It takes many years to develop a business and for it to grow. Enterprises employ millions of people who support their families and are the building blocks of our national wealth. Should we not be more supportive, as a society, when a company fails?
Since 2000, the number of businesses in the UK has increased each year, by 3% on average. In 2016, there were 2.2 million more businesses than in 2000, an increase of 64% over the whole period. Businesses actual employment of people has fallen since 2000 from around a third, to a quarter. This decline is due to the growth in self-employment. The total number of company’s insolvencies from 2013 to 2016 was just over 70,000 (Office of National Statistics).
In most countries, there are two tests for bankruptcy:
- A company that cannot pay its debts because there is not enough money in the bank (this would tip a company in the UK into liquidation);
- A company with liabilities that exceed its assets (the company can avoid liquidation if it can negotiate a deal with its creditors).

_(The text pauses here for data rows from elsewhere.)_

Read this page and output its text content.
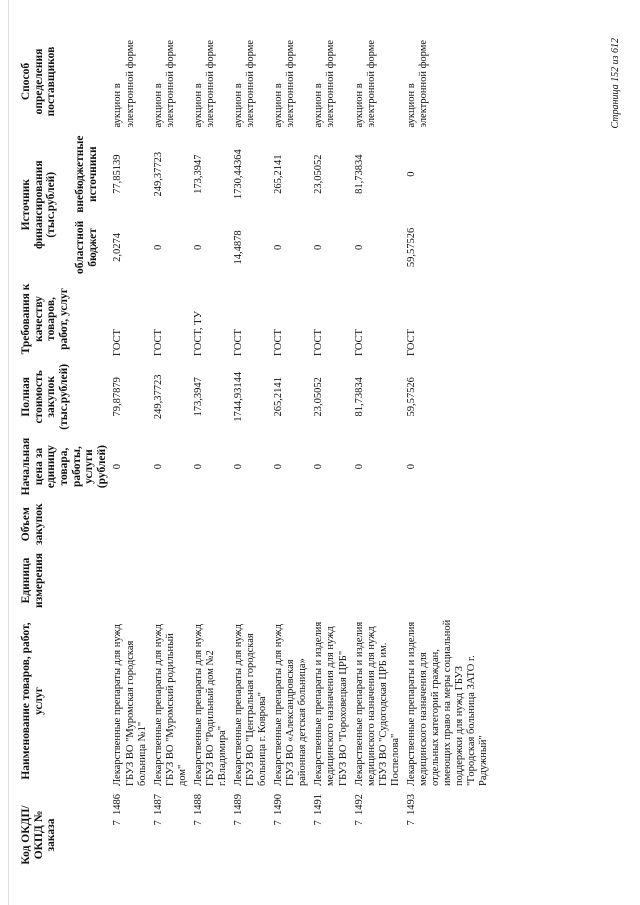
Код ОКДП/ ОКПД № заказа	Наименование товаров, работ, услуг	Единица измерения	Объем закупок	Начальная цена за единицу товара, работы, услуги (рублей)	Полная стоимость закупок (тыс.рублей)	Требования к качеству товаров, работ, услуг	Источник финансирования (тыс.рублей)		Способ определения поставщиков
							областной бюджет	внебюджетные источники	
7  1486	Лекарственные препараты для нужд ГБУЗ ВО "Муромская городская больница №1"			0	79,87879	ГОСТ	2,0274	77,85139	аукцион в электронной форме
7  1487	Лекарственные препараты для нужд ГБУЗ ВО "Муромский родильный дом"			0	249,37723	ГОСТ	0	249,37723	аукцион в электронной форме
7  1488	Лекарственные препараты для нужд ГБУЗ ВО "Родильный дом №2 г.Владимира"			0	173,3947	ГОСТ, ТУ	0	173,3947	аукцион в электронной форме
7  1489	Лекарственные препараты для нужд ГБУЗ ВО "Центральная городская больница г. Коврова"			0	1744,93144	ГОСТ	14,4878	1730,44364	аукцион в электронной форме
7  1490	Лекарственные препараты для нужд ГБУЗ ВО «Александровская районная детская больница»			0	265,2141	ГОСТ	0	265,2141	аукцион в электронной форме
7  1491	Лекарственные препараты и изделия медицинского назначения для нужд ГБУЗ ВО "Гороховецкая ЦРБ"			0	23,05052	ГОСТ	0	23,05052	аукцион в электронной форме
7  1492	Лекарственные препараты и изделия медицинского назначения для нужд ГБУЗ ВО "Судогодская ЦРБ им. Поспелова"			0	81,73834	ГОСТ	0	81,73834	аукцион в электронной форме
7  1493	Лекарственные препараты и изделия медицинского назначения для отдельных категорий граждан, имеющих право на меры социальной поддержки для нужд ГБУЗ "Городская больница ЗАТО г. Радужный"			0	59,57526	ГОСТ	59,57526	0	аукцион в электронной форме	Страница 152 из 612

The UK’s insolvency system, on the whole, returns more money to creditors (as it’s more creditor centric) and is faster and cheaper than the United States, for example. However, a common complaint among struggling firms under the threat of insolvency is that the time for decision-making is too short. Critics believe firms need a longer period to consider their options and take decisions without jeopardising the company’s supply chain and increasing pressure on their cash flow, both of which will accelerate the commencement of insolvency. Therefore, there is a desire to ask the government to copy the Chapter 11 system in the United States, where companies are allowed 90 days’ grace.